In these unpredictable times, even F&B veterans are struggling. So Tay is legal advisor to and a management committee member of the Restaurant Association of Singapore, and legal advisor to and exco member of the Singapore Nightlife Business Association, which she co- founded in 2013. Both associations are extremely active in lobbying for policy and legislative improvements for their sectors.
“I am a lawyer who spent 15 years managing nightlife and F&B businesses as CEO, so I understand all the issues first-hand,” affirms Tay. “I also understand the pitfalls that would be blind spots to legal advisors who have never operated a business. I do this because I get it, and I want to help!” She has a clear vision of the future of F&B. She believes many more of these businesses, from producers to distributors, would merge with the tech industry.
Yet, she knows that traditions and human elements will continue to play key roles to balance the impersonal trait of technology. “As much as everybody wants to digitalise and progress, these industries strive on being human. I’d still like to dine at a small pub with a server who tells me the specials from his memory and meet a chef who greets me with desserts from his grandmother’s recipe book,” opines Tay.

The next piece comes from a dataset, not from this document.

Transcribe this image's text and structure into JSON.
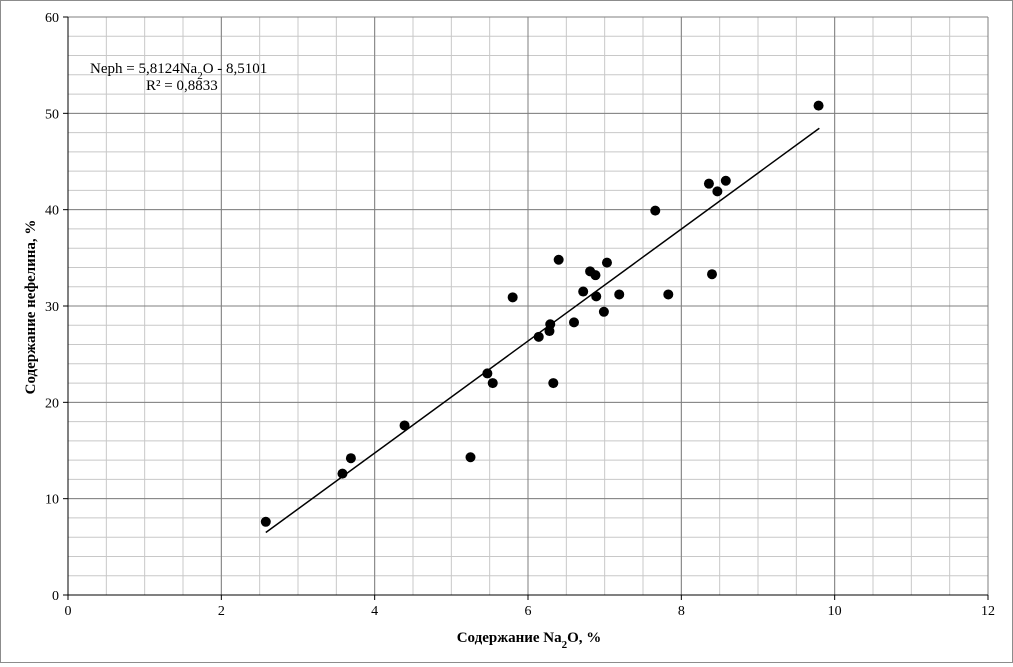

She shares that there will be a fresh wave of personalisation and those who can plan for that, against the tide now, will be ahead. The second key to the future lies in sustainable practices. Tay received certification from the Global Reporting Initiative for sustainability reporting standards and now includes corporate sustainability in her practice, “to contribute to this unfolding revolution to make sustainability part of the fun.”
Tay has seen it all. The developments in the legal space and her own experiences while studying the subject helped her to understand that sustainability has become a key performance indicator in business and an important check box for investors.
Hence, she urges the next generation of businesspeople and entrepreneurs to think hard about incorporating environmental, social, and corporate governance for sustainability in their game plans. It’s not about predicting the future. It’s about building it, while having a drink in space.